Monday, April 26, 2010

LONG
- S&P 500: +18.4% since entry Feb. 22 (using 200% leveraged fund)
- Nikkei: entry April 26

SHORT
- Crude oil: -6.4% since entry April 19 (using 200% leveraged fund)
- 30-year Treasury bond:
entry April 26

CLOSED TRADES
- Gold: +9.2% between entry March 22 and exit April 26 (using 200% leveraged fund)
- Natural gas: -9.3% since entry March 22 (using 200% leveraged fund)

Notes:
- Trade results are as of the close of trading on Friday, April 23. Any new and closed positions are as of the open on Monday,April 26, unless otherwise noted.
- Returns on trades are based on my own positions, not the underlying market prices, unless otherwise noted. Returns from closed trades include trading fees. My own return may differ from the return of the underlying index, security or commodity because of variations in how the security I use tracks the market. In some cases, my return is based on a leveraged fund and may also include currency exchange into Canadian dollars.

2 comments:

Ed said...

Hello Alex,

I've just happened upon your site and find it quite intriguing. I'm trying to dig into the details, but have a couple of initial questions:

How did you decide to make the jump from eurodollar rates to the BKX index? (For a time I was a market maker in the eurodollar option pit at the Chicago Mercantile Exchange.)
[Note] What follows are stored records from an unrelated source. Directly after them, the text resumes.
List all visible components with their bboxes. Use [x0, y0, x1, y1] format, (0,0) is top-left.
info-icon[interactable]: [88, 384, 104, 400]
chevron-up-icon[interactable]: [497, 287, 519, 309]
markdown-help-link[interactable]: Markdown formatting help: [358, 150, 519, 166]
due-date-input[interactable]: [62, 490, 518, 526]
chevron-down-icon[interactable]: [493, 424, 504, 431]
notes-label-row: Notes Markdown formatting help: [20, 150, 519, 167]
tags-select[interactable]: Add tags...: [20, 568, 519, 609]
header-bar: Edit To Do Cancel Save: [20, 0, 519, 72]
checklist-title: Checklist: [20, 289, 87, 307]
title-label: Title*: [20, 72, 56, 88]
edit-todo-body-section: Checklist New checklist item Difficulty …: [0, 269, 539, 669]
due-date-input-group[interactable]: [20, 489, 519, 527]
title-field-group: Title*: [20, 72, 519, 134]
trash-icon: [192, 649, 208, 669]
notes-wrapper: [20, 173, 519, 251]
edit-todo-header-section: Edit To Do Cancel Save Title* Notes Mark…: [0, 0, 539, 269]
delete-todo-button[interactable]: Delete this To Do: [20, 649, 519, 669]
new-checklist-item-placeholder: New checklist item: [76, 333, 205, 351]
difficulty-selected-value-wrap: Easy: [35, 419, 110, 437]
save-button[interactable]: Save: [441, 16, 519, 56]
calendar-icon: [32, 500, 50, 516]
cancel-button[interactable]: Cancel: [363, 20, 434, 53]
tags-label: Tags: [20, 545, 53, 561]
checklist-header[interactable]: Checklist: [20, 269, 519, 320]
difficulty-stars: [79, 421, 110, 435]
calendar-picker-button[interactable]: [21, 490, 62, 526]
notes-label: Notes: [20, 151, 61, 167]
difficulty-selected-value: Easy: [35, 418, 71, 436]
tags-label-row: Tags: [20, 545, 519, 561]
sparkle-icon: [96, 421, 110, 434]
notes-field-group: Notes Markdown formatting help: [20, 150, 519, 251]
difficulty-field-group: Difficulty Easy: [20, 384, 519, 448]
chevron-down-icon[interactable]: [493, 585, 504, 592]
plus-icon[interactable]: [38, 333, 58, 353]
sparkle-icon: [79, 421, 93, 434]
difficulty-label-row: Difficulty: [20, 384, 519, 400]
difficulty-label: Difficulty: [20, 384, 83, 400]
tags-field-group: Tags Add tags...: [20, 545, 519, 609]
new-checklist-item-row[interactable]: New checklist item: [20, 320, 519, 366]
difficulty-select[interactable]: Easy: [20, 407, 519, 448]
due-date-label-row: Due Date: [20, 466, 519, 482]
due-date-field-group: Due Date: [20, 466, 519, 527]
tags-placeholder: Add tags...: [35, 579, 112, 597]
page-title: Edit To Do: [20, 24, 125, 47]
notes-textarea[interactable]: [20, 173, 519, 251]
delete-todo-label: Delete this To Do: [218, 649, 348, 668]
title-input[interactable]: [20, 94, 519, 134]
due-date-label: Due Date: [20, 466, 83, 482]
Have you done research into sector positions (XLE, GDX...) for the times when the SPX and the respective commodity are moving in the same direction?

Regards,

Ed

Alex Roslin said...

Hi Ed,

Thanks for your message. I don't even remember how I made the connection between Eurodollars and BKX. I guess I was trying to match various datasets with Eurodollars because it's so liquid and happened across BKX. I also developed a setup that uses just two component signals and is in the market more often, but it wasn't nearly as robust.

Your suggestion to match GDX or XLE and SPX is very interesting. I have done research on setups matching gold/crude COT data with HUI and some energy index that now escapes me. The profitability was multiplied, but the robustness was inferior. So your idea would be an interesting fix to try. The limitation would be that it increases significantly the number of trading rules, which tends to decrease a setup's robustness.